For those not interested in ghouls and ghosts, Cape May is a town jam-packed with ample offerings in autumn relaxation. History abounds, and there’s plenty to see and do, including climbing (or just seeing!)
The Cape May Lighthouse, built in 1859 and still guiding mariners. There’s also the World War II lookout tower, built in 1942 to guard the shore, along with the strange sight of the sunken “Concrete Ship.” The ship, named the SS Atlantus, was a product of World War I. After making two trips to France, the ship eventually broke free of her moorings during a storm in 1926, sank, and the wreckage remains – not far off the shore of Cape May – today.
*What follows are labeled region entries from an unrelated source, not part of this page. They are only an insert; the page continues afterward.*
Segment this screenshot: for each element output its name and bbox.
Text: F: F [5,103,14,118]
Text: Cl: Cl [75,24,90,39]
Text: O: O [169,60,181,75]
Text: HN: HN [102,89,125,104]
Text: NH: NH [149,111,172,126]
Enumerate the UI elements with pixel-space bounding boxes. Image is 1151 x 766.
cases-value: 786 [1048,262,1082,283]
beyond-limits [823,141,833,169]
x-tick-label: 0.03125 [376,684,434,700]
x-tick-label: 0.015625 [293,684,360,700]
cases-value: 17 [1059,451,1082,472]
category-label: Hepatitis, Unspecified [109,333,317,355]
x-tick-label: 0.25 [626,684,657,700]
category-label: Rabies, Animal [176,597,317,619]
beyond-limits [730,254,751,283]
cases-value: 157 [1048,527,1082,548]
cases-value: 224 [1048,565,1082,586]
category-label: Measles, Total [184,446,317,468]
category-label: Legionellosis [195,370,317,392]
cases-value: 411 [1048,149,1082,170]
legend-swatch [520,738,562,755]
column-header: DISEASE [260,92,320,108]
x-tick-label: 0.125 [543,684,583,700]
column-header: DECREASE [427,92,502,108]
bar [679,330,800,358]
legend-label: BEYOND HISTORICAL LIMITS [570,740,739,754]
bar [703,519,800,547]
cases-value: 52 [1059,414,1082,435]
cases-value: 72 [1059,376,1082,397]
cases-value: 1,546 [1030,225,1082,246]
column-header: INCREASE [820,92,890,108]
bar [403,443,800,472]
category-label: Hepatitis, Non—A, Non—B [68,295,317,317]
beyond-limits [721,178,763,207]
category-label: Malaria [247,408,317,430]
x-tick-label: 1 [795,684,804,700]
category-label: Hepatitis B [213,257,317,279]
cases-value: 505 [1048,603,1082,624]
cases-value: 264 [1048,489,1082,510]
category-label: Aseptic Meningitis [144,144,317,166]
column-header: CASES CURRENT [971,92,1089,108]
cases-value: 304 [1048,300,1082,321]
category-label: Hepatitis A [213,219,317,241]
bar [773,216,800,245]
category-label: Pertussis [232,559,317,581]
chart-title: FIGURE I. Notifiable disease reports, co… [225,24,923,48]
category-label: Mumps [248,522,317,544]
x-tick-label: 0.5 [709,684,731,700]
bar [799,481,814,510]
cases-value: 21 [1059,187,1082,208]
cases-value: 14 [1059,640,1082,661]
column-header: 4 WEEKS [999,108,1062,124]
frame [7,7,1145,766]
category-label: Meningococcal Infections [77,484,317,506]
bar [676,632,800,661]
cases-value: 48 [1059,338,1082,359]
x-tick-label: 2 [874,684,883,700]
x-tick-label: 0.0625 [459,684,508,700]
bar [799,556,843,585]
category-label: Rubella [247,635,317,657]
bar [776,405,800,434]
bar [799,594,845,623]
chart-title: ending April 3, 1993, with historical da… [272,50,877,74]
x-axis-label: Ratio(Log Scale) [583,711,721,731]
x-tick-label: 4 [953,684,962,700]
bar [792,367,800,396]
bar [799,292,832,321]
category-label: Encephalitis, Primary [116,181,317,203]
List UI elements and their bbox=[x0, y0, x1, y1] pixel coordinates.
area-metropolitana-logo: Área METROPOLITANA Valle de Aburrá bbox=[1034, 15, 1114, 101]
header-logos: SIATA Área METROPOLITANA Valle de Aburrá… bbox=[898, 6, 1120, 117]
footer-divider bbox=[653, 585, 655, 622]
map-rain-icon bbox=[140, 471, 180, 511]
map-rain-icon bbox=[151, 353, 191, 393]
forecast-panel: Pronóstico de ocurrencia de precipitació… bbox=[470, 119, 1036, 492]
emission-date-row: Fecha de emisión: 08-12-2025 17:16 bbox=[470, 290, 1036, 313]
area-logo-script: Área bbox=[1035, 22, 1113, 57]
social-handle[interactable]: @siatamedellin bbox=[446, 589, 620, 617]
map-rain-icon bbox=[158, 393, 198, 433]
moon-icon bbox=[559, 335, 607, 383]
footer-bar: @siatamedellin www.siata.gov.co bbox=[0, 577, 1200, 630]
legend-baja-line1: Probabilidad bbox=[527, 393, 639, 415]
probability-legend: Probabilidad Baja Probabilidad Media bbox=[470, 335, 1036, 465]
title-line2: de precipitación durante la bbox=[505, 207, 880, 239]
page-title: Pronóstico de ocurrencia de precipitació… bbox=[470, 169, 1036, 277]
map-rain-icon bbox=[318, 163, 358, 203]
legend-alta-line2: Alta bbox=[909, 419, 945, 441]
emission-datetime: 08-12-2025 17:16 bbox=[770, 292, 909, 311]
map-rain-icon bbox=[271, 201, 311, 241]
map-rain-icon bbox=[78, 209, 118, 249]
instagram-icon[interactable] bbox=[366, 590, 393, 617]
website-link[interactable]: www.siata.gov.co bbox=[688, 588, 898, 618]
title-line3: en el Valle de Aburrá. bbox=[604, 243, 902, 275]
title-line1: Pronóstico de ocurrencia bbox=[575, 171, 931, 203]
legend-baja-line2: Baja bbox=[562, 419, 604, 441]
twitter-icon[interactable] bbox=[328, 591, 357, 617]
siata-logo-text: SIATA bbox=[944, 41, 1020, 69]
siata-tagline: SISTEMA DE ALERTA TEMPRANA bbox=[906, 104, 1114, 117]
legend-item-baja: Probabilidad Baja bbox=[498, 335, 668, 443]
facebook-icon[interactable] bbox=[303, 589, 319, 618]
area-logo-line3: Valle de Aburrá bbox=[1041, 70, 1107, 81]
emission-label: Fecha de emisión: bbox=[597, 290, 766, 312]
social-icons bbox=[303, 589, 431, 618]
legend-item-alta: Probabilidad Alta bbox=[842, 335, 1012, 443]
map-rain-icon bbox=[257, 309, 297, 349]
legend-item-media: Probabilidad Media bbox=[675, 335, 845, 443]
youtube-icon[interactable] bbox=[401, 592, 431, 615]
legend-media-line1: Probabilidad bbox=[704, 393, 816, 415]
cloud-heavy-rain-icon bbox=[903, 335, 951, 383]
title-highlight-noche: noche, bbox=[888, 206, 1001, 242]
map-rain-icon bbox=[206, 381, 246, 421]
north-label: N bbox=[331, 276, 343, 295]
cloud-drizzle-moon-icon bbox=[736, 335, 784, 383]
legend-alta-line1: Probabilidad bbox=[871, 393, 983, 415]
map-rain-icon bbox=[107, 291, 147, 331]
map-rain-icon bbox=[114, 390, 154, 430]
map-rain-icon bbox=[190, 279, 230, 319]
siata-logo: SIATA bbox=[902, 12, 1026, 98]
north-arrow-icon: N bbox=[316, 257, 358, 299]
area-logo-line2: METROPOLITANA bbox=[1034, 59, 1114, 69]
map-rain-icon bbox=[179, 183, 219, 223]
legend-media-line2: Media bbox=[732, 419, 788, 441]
Bird-watchers flock to the area, and the dune forests of Higbee Beach are resplendent with fall foliage. The color pallet of the seashore is just as lovely, and even more dramatic, than it is in the summer.
Cape May Diamonds shine in the autumn sunlight, and beachcombers search the beaches of Higbee and Sunset for the clear or white quartz pebbles. Whale-watching and a visit to the 62-acre Beach Plum Farm are also perfect autumn activities. Nighttime is show time at Cape May Stage, and there’s a constant schedule of ever-changing events throughout the town.
A stop at Frahlinger’s Salt Water Taffy is always a good idea, and the family-owned business is a good old-fashioned shop for visitors of all seasons.
“I always say autumn in Cape May is the best,” said the woman working the fudge counter. “Beautiful weather, peace and quiet, lots to do. Plus the ghosts. We have lots of ghosts, you know. Oh, and don’t forget the seafood!”
Great meals are to be found at the town’s many fine restaurants, including Aleathea’s at the Inn of Cape May (best bread and garlic oil ever!), 410 Bank Street, the Blue Pig Tavern, and the Lobster House. Several restaurants and hotels are offering Thanksgiving packages, including The Ebbitt Room/The Virginia and Blue Pig Tavern/Congress Hall. Affordable family lodging may be found at the newly-renovated beachfront hotel La Mer, so there’s a room – and a meal – for every taste.
And then there’s Christmas in Cape May: a winter wonderland of old-fashioned magic and charm. But that’s another story.